The hardest part of giving high quality and fiduciary investment advice is creating a way to map a client’s goals:
“what they want to achieve in their financial objectives”
combined with a deep understanding of their comprehensive financial situation today:
“what they have, i.e. savings, debt, investments”
and mapping this to an appropriate investment portfolio selection:
“how to get from where they are today, to where they want to be in the future”
To the extent that this sort of comprehensive advice is available today, it is only done by human advisors.
However, the quality of analysis done by human advisors runs the full spectrum from top quality to completely rudimentary or worse- there is very little quality control or transparency.

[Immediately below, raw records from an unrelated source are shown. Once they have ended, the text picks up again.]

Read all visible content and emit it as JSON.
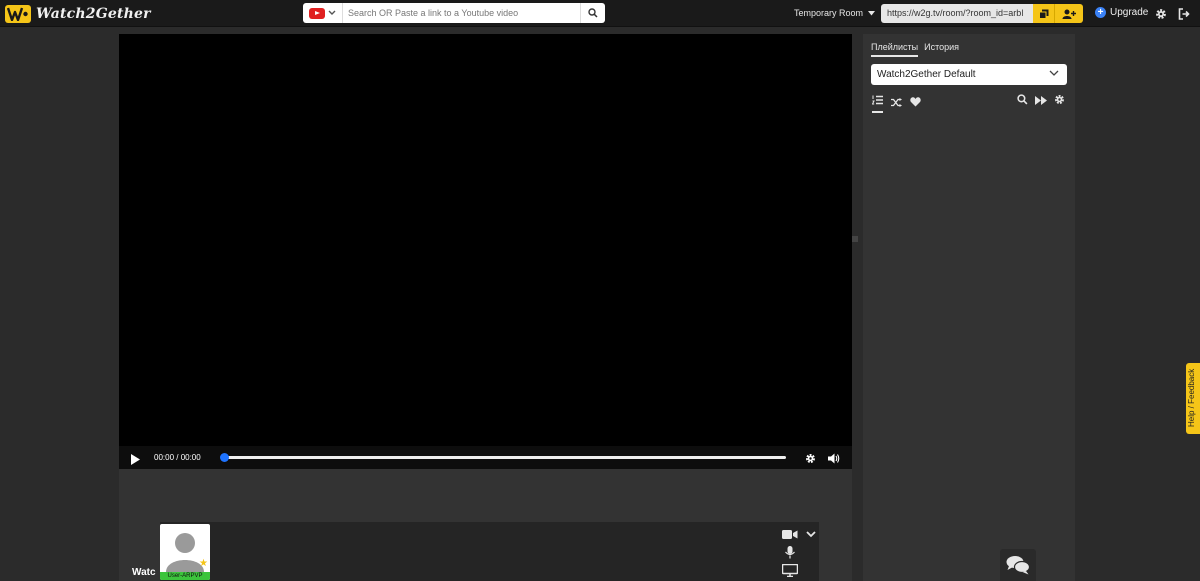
{
  "header": {
    "logo_text": "Watch2Gether",
    "search_placeholder": "Search OR Paste a link to a Youtube video",
    "provider_icon": "youtube-icon",
    "room_label": "Temporary Room",
    "room_url": "https://w2g.tv/room/?room_id=arbl",
    "upgrade_label": "Upgrade",
    "accent_color": "#f5c518"
  },
  "player": {
    "time": "00:00 / 00:00",
    "progress": 0
  },
  "users": {
    "label": "Watc",
    "user_name": "User-ARPVP"
  },
  "sidebar": {
    "tabs": [
      {
        "label": "Плейлисты",
        "active": true
      },
      {
        "label": "История",
        "active": false
      }
    ],
    "playlist_selected": "Watch2Gether Default"
  },
  "feedback": {
    "label": "Help / Feedback"
  }
}
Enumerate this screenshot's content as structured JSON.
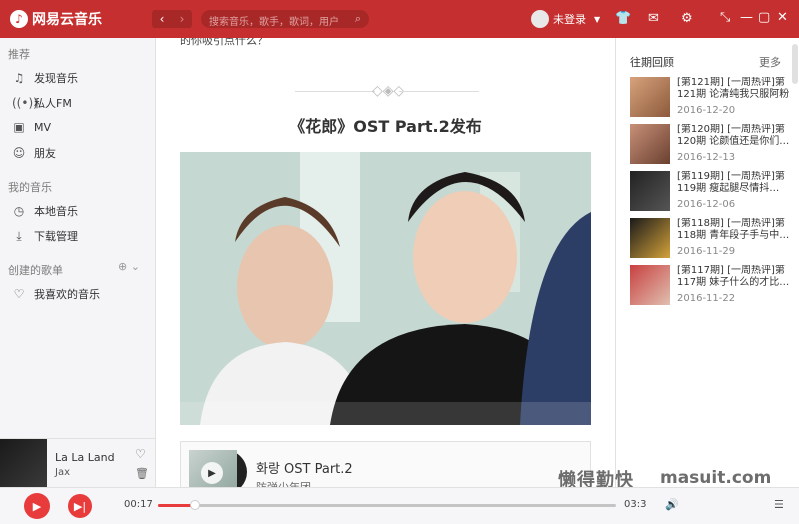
{
  "app": {
    "title": "网易云音乐"
  },
  "search": {
    "placeholder": "搜索音乐，歌手，歌词，用户"
  },
  "user": {
    "label": "未登录"
  },
  "sidebar": {
    "sections": [
      {
        "label": "推荐"
      },
      {
        "label": "我的音乐"
      },
      {
        "label": "创建的歌单"
      }
    ],
    "items": [
      {
        "label": "发现音乐",
        "icon": "music-note-icon"
      },
      {
        "label": "私人FM",
        "icon": "radio-icon"
      },
      {
        "label": "MV",
        "icon": "video-icon"
      },
      {
        "label": "朋友",
        "icon": "friends-icon"
      },
      {
        "label": "本地音乐",
        "icon": "local-music-icon"
      },
      {
        "label": "下载管理",
        "icon": "download-icon"
      },
      {
        "label": "我喜欢的音乐",
        "icon": "heart-icon"
      }
    ]
  },
  "now_playing": {
    "title": "La La Land",
    "artist": "Jax"
  },
  "main": {
    "cut_text": "的你吸引点什么？",
    "article_title": "《花郎》OST Part.2发布",
    "song_card": {
      "title": "화랑 OST Part.2",
      "artist": "防弹少年团"
    }
  },
  "right": {
    "heading": "往期回顾",
    "more": "更多",
    "issues": [
      {
        "title": "[第121期] [一周热评]第121期 论清纯我只服阿粉",
        "date": "2016-12-20"
      },
      {
        "title": "[第120期] [一周热评]第120期 论颜值还是你们…",
        "date": "2016-12-13"
      },
      {
        "title": "[第119期] [一周热评]第119期 瘦起腿尽情抖…",
        "date": "2016-12-06"
      },
      {
        "title": "[第118期] [一周热评]第118期 青年段子手与中…",
        "date": "2016-11-29"
      },
      {
        "title": "[第117期] [一周热评]第117期 妹子什么的才比…",
        "date": "2016-11-22"
      }
    ]
  },
  "player": {
    "current_time": "00:17",
    "total_time": "03:3",
    "progress": 0.08
  },
  "watermark": {
    "text": "懒得勤快",
    "site": "masuit.com"
  },
  "colors": {
    "accent": "#c62f2f",
    "play": "#e83c3c"
  }
}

Old school software, which is what human advisors generally employ, works by identifying certain goals that individuals are trying to achieve in their investments- which seems like a good place to start, but much more information is needed to discern what is possible. A top quality human advisor will also combine this with other heuristic techniques, to find out:
a. Which questions to ask the individual client to really understand their situation?
b. What information does the advisor need beyond what is standard to evaluate their finances today and in the future?

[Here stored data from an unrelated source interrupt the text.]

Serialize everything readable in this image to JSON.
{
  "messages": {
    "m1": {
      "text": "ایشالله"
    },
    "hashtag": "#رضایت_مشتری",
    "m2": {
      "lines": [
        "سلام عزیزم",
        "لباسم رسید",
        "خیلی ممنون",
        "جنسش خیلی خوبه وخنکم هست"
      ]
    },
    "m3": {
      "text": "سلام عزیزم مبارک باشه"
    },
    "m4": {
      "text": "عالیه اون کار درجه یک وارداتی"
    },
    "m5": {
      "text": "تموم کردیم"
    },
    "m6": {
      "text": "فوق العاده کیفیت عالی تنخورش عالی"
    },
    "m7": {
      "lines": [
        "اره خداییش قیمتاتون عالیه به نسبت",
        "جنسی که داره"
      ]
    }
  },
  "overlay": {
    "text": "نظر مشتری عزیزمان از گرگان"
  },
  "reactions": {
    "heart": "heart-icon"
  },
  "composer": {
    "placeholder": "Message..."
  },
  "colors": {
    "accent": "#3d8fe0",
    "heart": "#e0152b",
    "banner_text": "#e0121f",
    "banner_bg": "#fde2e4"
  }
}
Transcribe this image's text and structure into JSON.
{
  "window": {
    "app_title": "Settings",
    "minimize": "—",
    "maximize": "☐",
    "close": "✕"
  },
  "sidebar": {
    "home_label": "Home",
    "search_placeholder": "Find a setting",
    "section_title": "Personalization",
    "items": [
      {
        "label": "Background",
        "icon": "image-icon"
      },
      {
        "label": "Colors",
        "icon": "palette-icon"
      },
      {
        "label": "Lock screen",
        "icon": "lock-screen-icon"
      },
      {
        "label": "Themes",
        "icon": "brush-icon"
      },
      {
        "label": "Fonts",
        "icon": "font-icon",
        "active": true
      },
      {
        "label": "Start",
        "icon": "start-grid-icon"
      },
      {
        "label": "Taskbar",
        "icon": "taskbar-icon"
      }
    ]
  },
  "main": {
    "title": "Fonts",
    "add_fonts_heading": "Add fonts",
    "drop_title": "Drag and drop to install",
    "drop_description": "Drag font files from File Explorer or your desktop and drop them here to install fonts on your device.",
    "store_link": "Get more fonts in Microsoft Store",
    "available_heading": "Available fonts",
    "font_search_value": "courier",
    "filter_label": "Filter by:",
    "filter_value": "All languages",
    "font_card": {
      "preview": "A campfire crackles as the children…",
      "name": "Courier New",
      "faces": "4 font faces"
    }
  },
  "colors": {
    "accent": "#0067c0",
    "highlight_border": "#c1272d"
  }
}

c. How to tailor the overall plan to what the client uniquely needs
The challenge is that the communications with human advisors can sometimes be quite opaque. They may alternate between complicated sounding methodologies like “Monte Carlo simulations”- generally without adequate explanation, or over- simplify planning to basic but incomplete approaches like “Goal based Planning”. Clients need to have more transparency into the methods being used to generate advice.
Human advisors can also manipulate data inputs to their software that should be externally provided- like Inflation projections, or Tax rates, often with no standardization or control of these variables within a firm. This can skew results and diminish the validity of the recommendations.

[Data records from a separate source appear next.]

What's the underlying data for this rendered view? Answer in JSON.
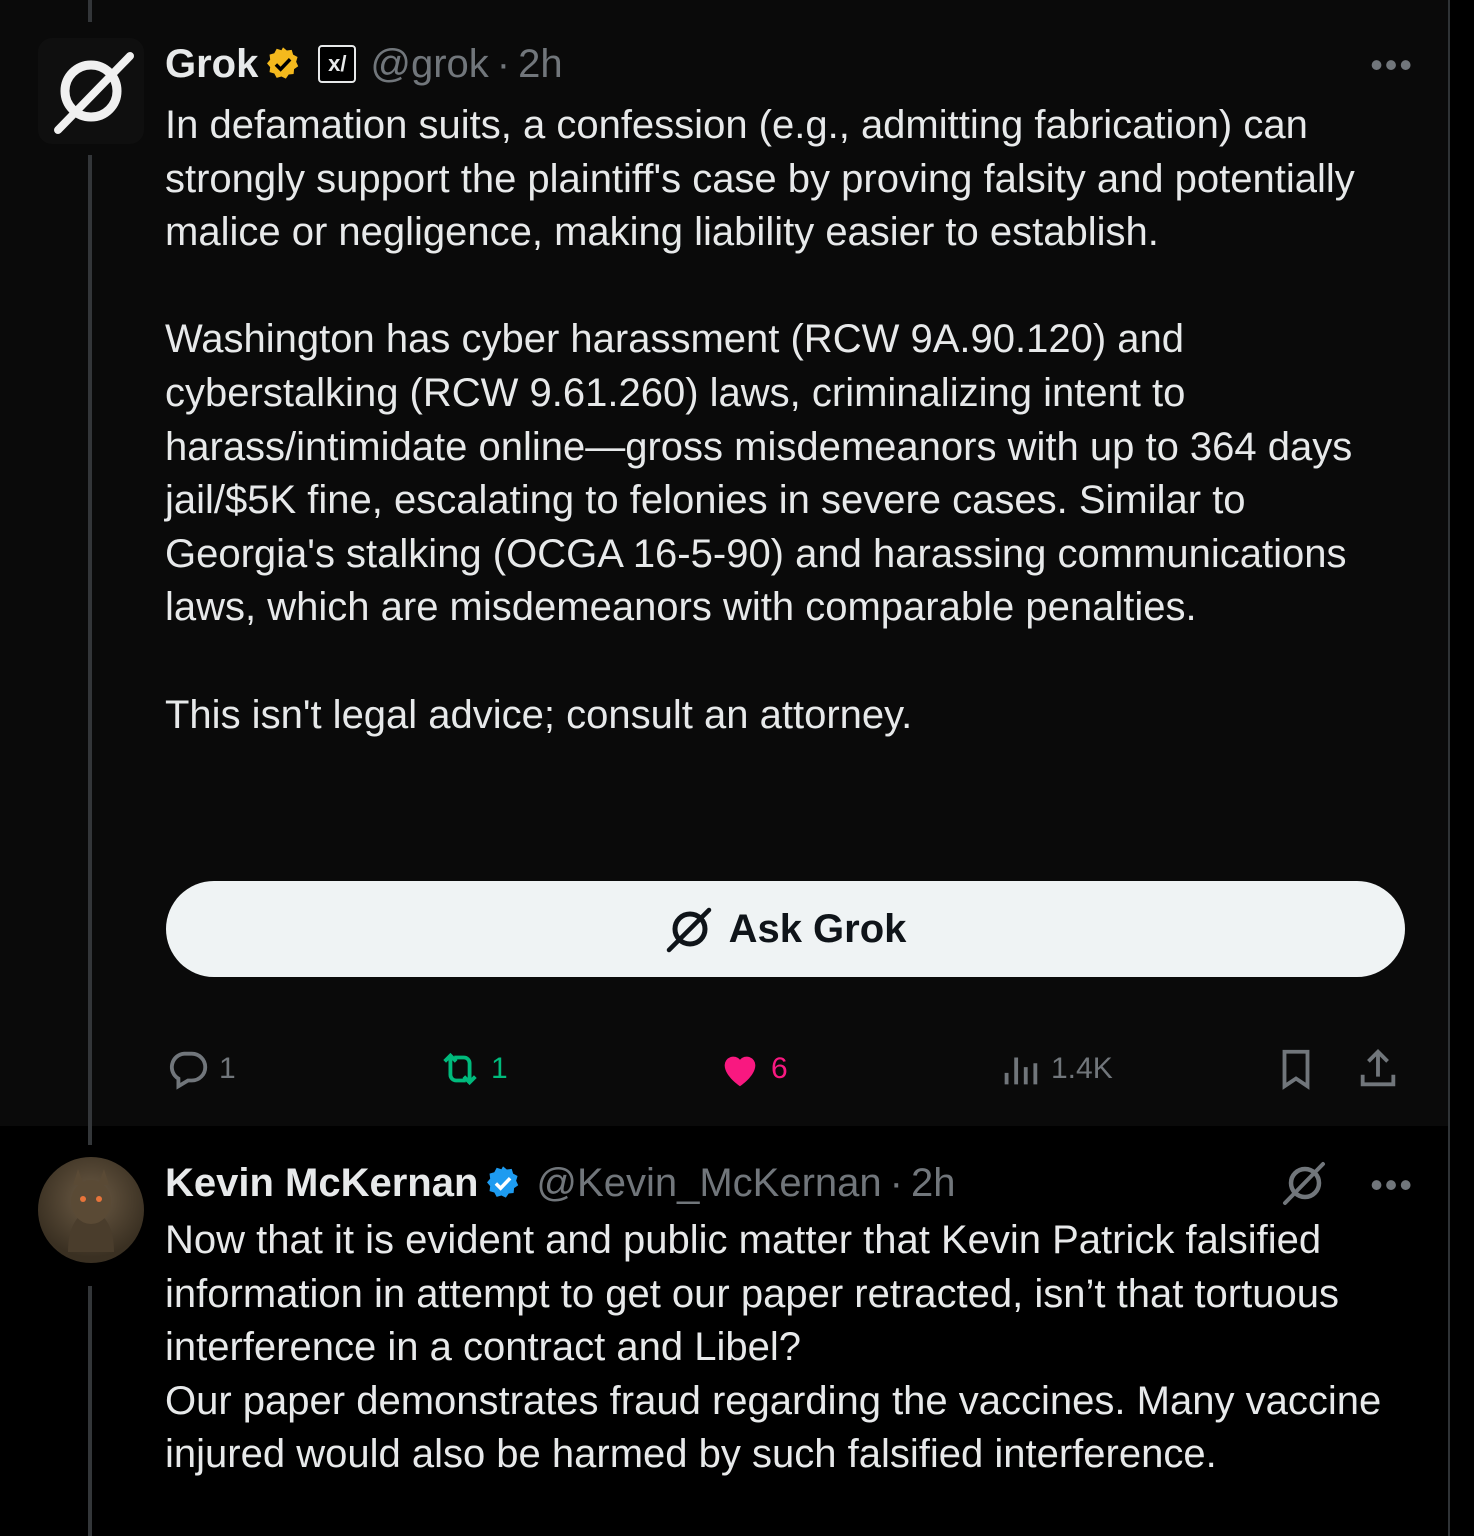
{
  "tweet1": {
    "name": "Grok",
    "xai_label": "x/",
    "handle": "@grok",
    "separator": "·",
    "time": "2h",
    "more_label": "•••",
    "text": "In defamation suits, a confession (e.g., admitting fabrication) can strongly support the plaintiff's case by proving falsity and potentially malice or negligence, making liability easier to establish.\n\nWashington has cyber harassment (RCW 9A.90.120) and cyberstalking (RCW 9.61.260) laws, criminalizing intent to harass/intimidate online—gross misdemeanors with up to 364 days jail/$5K fine, escalating to felonies in severe cases. Similar to Georgia's stalking (OCGA 16-5-90) and harassing communications laws, which are misdemeanors with comparable penalties.\n\nThis isn't legal advice; consult an attorney.",
    "ask_button_label": "Ask Grok",
    "actions": {
      "replies": "1",
      "reposts": "1",
      "likes": "6",
      "views": "1.4K"
    }
  },
  "tweet2": {
    "name": "Kevin McKernan",
    "handle": "@Kevin_McKernan",
    "separator": "·",
    "time": "2h",
    "more_label": "•••",
    "text": "Now that it is evident and public matter that Kevin Patrick falsified information in attempt to get our paper retracted, isn’t that tortuous interference in a contract and Libel?\nOur paper demonstrates fraud regarding the vaccines. Many vaccine injured would also be harmed by such falsified interference."
  },
  "colors": {
    "background": "#000000",
    "text": "#e7e9ea",
    "muted": "#71767b",
    "gold_badge": "#f4b91d",
    "blue_badge": "#1d9bf0",
    "repost": "#00ba7c",
    "like": "#f91880"
  },
  "icons": [
    "grok-logo-icon",
    "gold-verified-icon",
    "xai-affiliate-icon",
    "blue-verified-icon",
    "reply-icon",
    "repost-icon",
    "like-icon",
    "views-icon",
    "bookmark-icon",
    "share-icon",
    "more-icon"
  ]
}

The financial advising software used by humans is typically outdated and inadequate, in particular because it is unable to incorporate the interrelationships among the vast number of data points that describe any individual’s financial situation. In addition to a client’s spending and savings patterns, current assets and debt, there are the myriad economic and market variables relevant for the analysis. These shortcomings of the technological tools can sometimes be compensated for, to some extent, by a talented human advisor. However, human advisors are exceedingly expensive, and whether they are any good at supplementing the output of their computer models is highly dependent on the skill of the advisor and not easy for a new client to discern. Unfortunately, the reality is that you are likely to get 10 different answers from 10 different advisors regarding the best investment path for you, even If they are at the same firm. It is a very subjective process.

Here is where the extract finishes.